There are many who promote ethanol as the biofuel green savior of the world's fuel needs. The solution seems particularly attractive to mega farms, who receive substantial subsidies for corn-ethanol production.

It appears that most legislators see growing corn as simple as pumping oil or gas from the ground, not realizing the amount of energy and chemicals needed for its production. Expert opinions claim a 1-to-1 ratio (or worse), achieving no positive energy outcome from the input. While ethanol may be somewhat kinder on the environment than petroleum, its production is not so, with the nitrogen needs being most problematic. Those high-nitrogen fertilizers and pesticides used in corn production are never completely absorbed by the plants and the rest goes into our underground water supply. The runoff eventually accumulates in rivers, like the Mississippi, which empties this leftover nitrogen soup into the gulf of Mexico, enlarging the already New Jersey State sized "dead zone" where aquatic life no longer exists.

The US goal for biofuel by 2017 is 35 billion gallons, and yet if achieved would only displace 3.5 percent of gasoline use. To meet this goal, the entire US corn crop would need to be used, taking away from the world's poor a food source that will triple in need by 2050. The price of corn recently doubled due to the demand for corn for ethanol production.

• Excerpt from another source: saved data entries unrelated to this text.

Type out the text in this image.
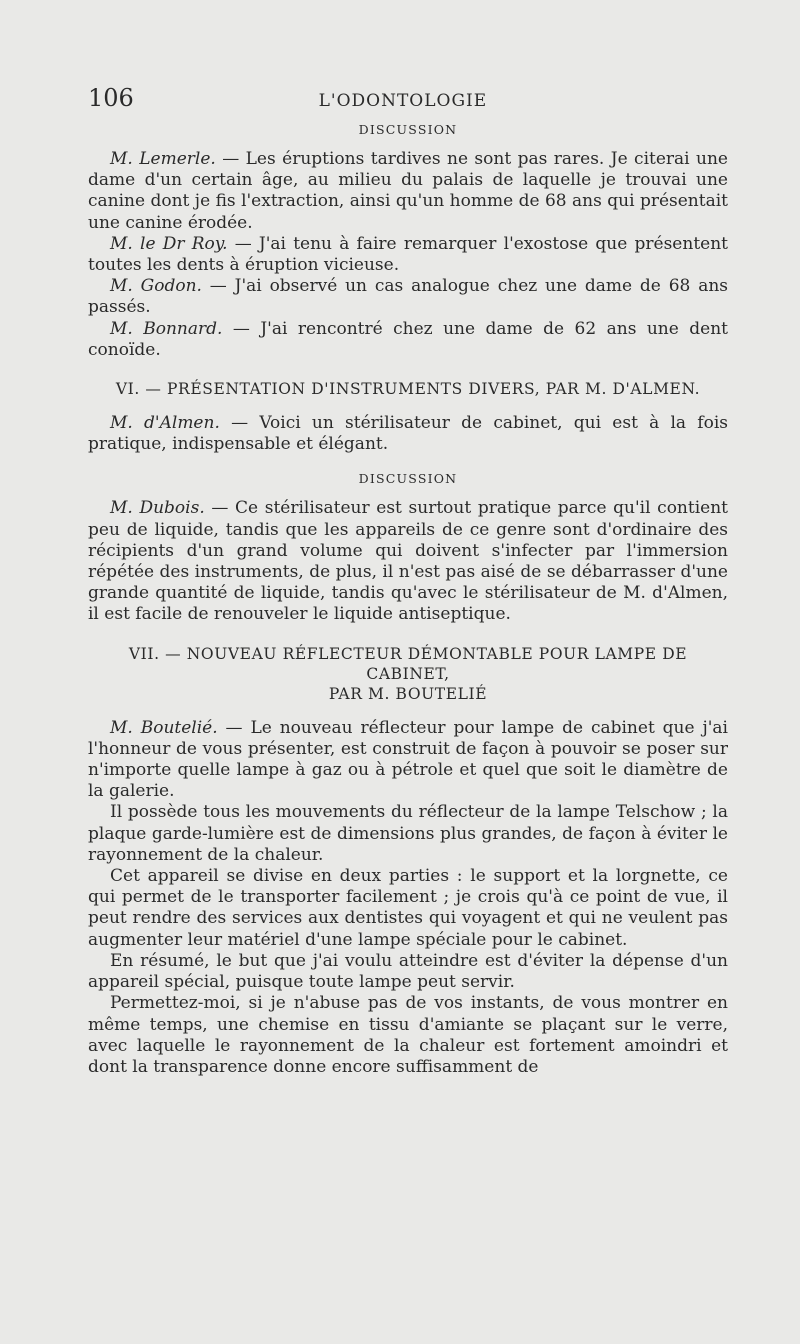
106	L'ODONTOLOGIE
DISCUSSION

M. Lemerle. — Les éruptions tardives ne sont pas rares. Je citerai une dame d'un certain âge, au milieu du palais de laquelle je trouvai une canine dont je fis l'extraction, ainsi qu'un homme de 68 ans qui présentait une canine érodée.

M. le Dr Roy. — J'ai tenu à faire remarquer l'exostose que présentent toutes les dents à éruption vicieuse.

M. Godon. — J'ai observé un cas analogue chez une dame de 68 ans passés.

M. Bonnard. — J'ai rencontré chez une dame de 62 ans une dent conoïde.

VI. — PRÉSENTATION D'INSTRUMENTS DIVERS, PAR M. D'ALMEN.

M. d'Almen. — Voici un stérilisateur de cabinet, qui est à la fois pratique, indispensable et élégant.

DISCUSSION

M. Dubois. — Ce stérilisateur est surtout pratique parce qu'il contient peu de liquide, tandis que les appareils de ce genre sont d'ordinaire des récipients d'un grand volume qui doivent s'infecter par l'immersion répétée des instruments, de plus, il n'est pas aisé de se débarrasser d'une grande quantité de liquide, tandis qu'avec le stérilisateur de M. d'Almen, il est facile de renouveler le liquide antiseptique.

VII. — NOUVEAU RÉFLECTEUR DÉMONTABLE POUR LAMPE DE CABINET,
PAR M. BOUTELIÉ

M. Boutelié. — Le nouveau réflecteur pour lampe de cabinet que j'ai l'honneur de vous présenter, est construit de façon à pouvoir se poser sur n'importe quelle lampe à gaz ou à pétrole et quel que soit le diamètre de la galerie.

Il possède tous les mouvements du réflecteur de la lampe Telschow ; la plaque garde-lumière est de dimensions plus grandes, de façon à éviter le rayonnement de la chaleur.

Cet appareil se divise en deux parties : le support et la lorgnette, ce qui permet de le transporter facilement ; je crois qu'à ce point de vue, il peut rendre des services aux dentistes qui voyagent et qui ne veulent pas augmenter leur matériel d'une lampe spéciale pour le cabinet.

En résumé, le but que j'ai voulu atteindre est d'éviter la dépense d'un appareil spécial, puisque toute lampe peut servir.

Permettez-moi, si je n'abuse pas de vos instants, de vous montrer en même temps, une chemise en tissu d'amiante se plaçant sur le verre, avec laquelle le rayonnement de la chaleur est fortement amoindri et dont la transparence donne encore suffisamment de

While being applauded as a green solution, its promotion as an answer to our energy needs only brings about greater destruction of land cleared of carbon absorbing trees, the destruction of animal habitats, and ignoring the water intensive needs for growing on the scale proposed. The idea that biofuel can be an overall solution is masked and made palatable by its allegedly green nature and promotion as a green answer for use in our allegedly green cars and in our allegedly green homes, when in fact it is a concept that will only become more unwieldy and detrimental in the future.

This grasping at straws approach will only eventuate in the straw that will break the proverbial camel's back. Morris Berman notes that, "An idea is something you have; an ideology is something that has you." At this time, it would seem the biofuel fad has a hold on consumers and politicians, all acquiescing with a green fervor. And the farmers are exploiting this fervor at the expense of the taxpayer, the environment, and future generations.

If something is so impractical and expensive (ie ethanol and other biofuels, solar- and wind-powered electricity, hybrid and electric cars, etc.) that it must be federally mandated or subsidized, it is not worth pursuing! In fact, these allegedly green technologies are very anti-green, having serious adverse economic and environmental effects, and must be abandoned. If a crop or product or service (ie ethanol, solar/wind power, public transit, wages, etc.) cannot succeed without government subsidies or price/wage supports, it is not inherently viable and must be allowed to fail in the market place. (In 2007, American taxpayers subsidized government-preferred energy sources to the tune of nearly $17 billion!)

I am unalterably opposed to politicians using my tax money to support marketplace failures! Congress must take immediate and aggressive steps to eliminate subsidies and mandates for all technologies that are not viable in a free market. And, of course, if a technology is viable in a free market, it needs no subsidies nor mandates.

1 comment:

  1. Another of Obama's dream "green" investments collapsed this month -- exactly in the month some experts predicted. Solyndra, a manufacturer of solar panels, closed its doors after obtaining a half-billion dollar infusion of taxpayer money. See Jon Stewart's analysis at

    Government central planners must immediately stop using taxpayer money to force products and services into the marketplace. Only free-market forces can introduce new products and services efficiently and wisely. Politicians, bureaucrats, and other central planners cannot.